A new generation of Titanic fans
The Jewish experience

A new generation of Titanic fans

When Titanic was released in 2012, it was unlike anything the world had seen, quickly cementing itself as one of Hollywood's greatest films.

It has widely been referred to as one of cinema’s biggest gambles, but Titanic sure did pay off. The original film, released in 1997, was the first to reach the billion-dollar mark, initially raking in more than $1.84 billion at the box office.

Titanic remained the highest-grossing film of all time until director James Cameron surpassed his own record with Avatar.

Titanic also won 11 Academy Awards including Best Picture, Best Director, Best Editing, Best Original Song and more.

The success of the initial release means it shouldn’t come as a huge surprise that it was re-released in 2012, commemorating the centennial of the sinking. Since then, it has been re-released twice more – in 2017, celebrating the film’s 20th anniversary, and now in 2023, for its 25th. So far, the film’s worldwide total earnings have reached $2.2187 billion, and they continue to climb.

A still from Titanic.

What’s different about this year’s re-release?

Well, for Cameron, it’s about reaching a new generation of people who ­weren’t even born when the original was released. It’s also a “celebration of love”, the director told SiriusXM, which is why it was released in time for Valentine’s Day. Another reason for the timing of the re-release is that despite the film reaching cinemas in mid-December, Valentine’s Day 1998 was the highest-grossing single day, which Cameron noted was “very unusual for a film that’s been in the marketplace for two months to have its biggest single performing day”.

The director also acknowledged that it’s unlikely he’ll be around for the 50th anniversary, so he may as well celebrate the quarter-century.

What many people don’t know though, is that when the Titanic sailed, there were dozens of Jews on board.

Eli Moskowitz, author of The Jews of The Titanic, told Ynet News that while some of the Jews were in first class, most were in third, which reflects the fact that many Jews in the early 1900s were immigrants, fleeing Eastern Europe for America.

Photo: Wikipedia

While there is a guest manifest, identifying the Jewish passengers by their names, Moskowitz points out that it’s likely there were a lot more on board, given the fact that many Jews at the time changed their names.

“One of the only ways to leave was by forging documents,” said Moskowitz. During that time (roughly the 1880s to the 1920s), an estimated 2.7 million Jews fled Russia to escape increasing religious persecution, bloody Kishinev pogroms, and the dreaded Cantonist decree.”

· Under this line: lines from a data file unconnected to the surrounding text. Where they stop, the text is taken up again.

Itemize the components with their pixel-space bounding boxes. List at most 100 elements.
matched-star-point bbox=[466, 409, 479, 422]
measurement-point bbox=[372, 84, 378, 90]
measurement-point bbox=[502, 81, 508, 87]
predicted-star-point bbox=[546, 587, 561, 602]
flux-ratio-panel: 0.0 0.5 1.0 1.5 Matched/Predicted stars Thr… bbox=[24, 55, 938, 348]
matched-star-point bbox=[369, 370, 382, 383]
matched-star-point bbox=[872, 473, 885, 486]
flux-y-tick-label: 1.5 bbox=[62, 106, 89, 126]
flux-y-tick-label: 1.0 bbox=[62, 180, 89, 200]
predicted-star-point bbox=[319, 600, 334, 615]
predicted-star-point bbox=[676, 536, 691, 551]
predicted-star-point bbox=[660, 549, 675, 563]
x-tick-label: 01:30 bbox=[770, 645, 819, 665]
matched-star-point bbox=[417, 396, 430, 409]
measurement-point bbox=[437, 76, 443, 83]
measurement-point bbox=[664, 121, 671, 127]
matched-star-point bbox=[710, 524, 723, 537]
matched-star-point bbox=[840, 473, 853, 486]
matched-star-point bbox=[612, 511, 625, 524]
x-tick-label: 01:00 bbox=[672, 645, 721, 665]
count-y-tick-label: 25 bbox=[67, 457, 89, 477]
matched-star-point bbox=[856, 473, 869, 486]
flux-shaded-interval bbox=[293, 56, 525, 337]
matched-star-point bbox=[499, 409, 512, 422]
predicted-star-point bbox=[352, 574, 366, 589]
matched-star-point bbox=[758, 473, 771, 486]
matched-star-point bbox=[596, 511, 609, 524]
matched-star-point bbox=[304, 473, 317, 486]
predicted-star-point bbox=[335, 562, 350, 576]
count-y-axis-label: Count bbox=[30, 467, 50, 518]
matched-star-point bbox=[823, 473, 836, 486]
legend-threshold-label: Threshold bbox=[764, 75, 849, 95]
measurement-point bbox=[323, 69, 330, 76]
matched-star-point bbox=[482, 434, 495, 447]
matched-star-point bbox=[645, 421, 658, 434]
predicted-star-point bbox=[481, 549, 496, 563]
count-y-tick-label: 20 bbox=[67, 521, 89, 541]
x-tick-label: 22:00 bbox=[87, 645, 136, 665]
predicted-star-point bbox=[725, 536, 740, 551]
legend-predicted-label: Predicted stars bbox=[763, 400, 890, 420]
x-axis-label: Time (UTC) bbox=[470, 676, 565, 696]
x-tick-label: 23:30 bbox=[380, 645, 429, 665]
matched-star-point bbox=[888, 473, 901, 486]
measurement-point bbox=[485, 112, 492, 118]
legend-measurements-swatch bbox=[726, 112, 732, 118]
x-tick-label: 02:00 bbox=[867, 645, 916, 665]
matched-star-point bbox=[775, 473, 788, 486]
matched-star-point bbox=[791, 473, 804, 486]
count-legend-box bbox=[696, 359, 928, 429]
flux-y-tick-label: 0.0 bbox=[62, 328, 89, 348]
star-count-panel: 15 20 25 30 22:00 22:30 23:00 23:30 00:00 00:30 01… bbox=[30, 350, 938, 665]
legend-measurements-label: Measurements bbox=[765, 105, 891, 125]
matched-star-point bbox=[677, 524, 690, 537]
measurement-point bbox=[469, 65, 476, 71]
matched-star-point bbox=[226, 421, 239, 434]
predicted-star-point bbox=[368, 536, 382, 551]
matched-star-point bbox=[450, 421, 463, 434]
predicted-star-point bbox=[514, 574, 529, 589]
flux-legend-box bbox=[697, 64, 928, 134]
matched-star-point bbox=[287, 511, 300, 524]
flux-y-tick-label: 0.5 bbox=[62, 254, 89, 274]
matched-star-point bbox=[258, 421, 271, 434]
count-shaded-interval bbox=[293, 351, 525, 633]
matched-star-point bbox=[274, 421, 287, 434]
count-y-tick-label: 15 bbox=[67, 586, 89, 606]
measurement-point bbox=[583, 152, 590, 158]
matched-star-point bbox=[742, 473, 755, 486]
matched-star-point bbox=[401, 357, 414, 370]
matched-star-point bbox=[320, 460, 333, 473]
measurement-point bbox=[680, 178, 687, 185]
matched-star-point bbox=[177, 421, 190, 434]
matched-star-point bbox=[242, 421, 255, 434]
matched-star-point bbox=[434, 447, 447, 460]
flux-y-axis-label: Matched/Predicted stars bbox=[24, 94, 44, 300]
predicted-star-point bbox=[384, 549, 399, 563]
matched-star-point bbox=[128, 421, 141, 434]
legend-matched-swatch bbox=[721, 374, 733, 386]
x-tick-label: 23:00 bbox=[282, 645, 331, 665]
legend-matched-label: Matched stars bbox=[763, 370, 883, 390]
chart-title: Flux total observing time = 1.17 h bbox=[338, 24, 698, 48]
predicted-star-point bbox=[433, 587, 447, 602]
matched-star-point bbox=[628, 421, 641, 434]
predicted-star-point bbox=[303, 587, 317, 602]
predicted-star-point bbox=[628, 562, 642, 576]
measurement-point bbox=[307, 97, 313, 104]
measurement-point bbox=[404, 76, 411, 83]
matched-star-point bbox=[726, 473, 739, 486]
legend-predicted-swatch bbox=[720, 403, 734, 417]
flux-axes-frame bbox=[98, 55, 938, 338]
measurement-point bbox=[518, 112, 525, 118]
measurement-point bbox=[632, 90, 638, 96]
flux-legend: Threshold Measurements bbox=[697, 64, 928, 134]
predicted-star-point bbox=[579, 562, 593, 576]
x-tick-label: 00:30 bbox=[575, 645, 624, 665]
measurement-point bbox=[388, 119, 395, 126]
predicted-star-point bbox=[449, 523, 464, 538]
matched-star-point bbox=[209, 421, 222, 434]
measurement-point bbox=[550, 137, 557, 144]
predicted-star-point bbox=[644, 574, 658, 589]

According to the Titanic Museum in Missouri, the ship even had a kosher kitchen and kosher chef on board. Artefacts discovered from White Star Line ships show plates labelled meat and milk, and menus offering separate kosher options. It’s said this is proof that kashrut laws were accommodated on board. Perhaps the reason why the kitchen was never found, though, is that it was located on F deck and was in the back of the ship – the part that fully collapsed when it reached the ocean floor.

The Titanic exhibition also shows that a man by the name of Charles Kennell was on the Titanic. He was one of 700 crew members who perished when the ship sunk. After having served on the sister ship, the Olympic, Kennell went aboard the more luxurious Titanic for the higher wages. On board, he was listed as the ship’s ‘Hebrew cook’.

A number of other Jews are registered as having died on board, including some of the wealthier ones who had the opportunity to board lifeboats.

Mining magnate Benjamin Guggenheim was one of them, refusing the opportunity to be saved, saying, “No woman shall remain unsaved because I was a coward.” According to the Jewish Chronicle, Guggenheim remained on the ship, assisting the officers to get passengers on the life vessels.

Isidor and Ida Straus, owners of Macy’s, were also on board. Their story is depicted in the movie, showing that while Ida could have been saved due to the ‘women and children first policy’, she refused to leave her husband’s side. Isidor’s gold and onyx monogrammed pocket watch fob and wedding band are both on display at Titanic museums.

Another victim of the Titanic was Sinai Kantor, whose pocket watch was recovered from his body and returned to his wife. It features Hebrew letters on the face and an image of Moses and the Ten Commandments on its back.

Of the 710 third-class passengers on board, only 174 – one fourth – escaped death. Most died of hypothermia in the -2°C ocean after the ship sank.

The survivors arrived at New York’s Pier 54 at 9.30pm on April 18 aboard their rescue ship, the Cunard liner Carpathia. Third-class passengers had to wait until 11pm to disembark.

The following day, The New York Times reported that “a score of the Titanic’s steerage were taken to the Hebrew Sheltering Home and Immigrant Aid Society, 229 East Broadway for the night”. According to HIAS records, the agency assisted 27 Titanic survivors.

There’s no denying that almost everyone knows the story of Titanic. And for those who don’t, there’s always Cameron’s film. Plus, there will always be the biggest debate of all – could both Jack and Rose have fit on the life-saving door?


With Times of Israel

Titanic is now in cinemas across Australia.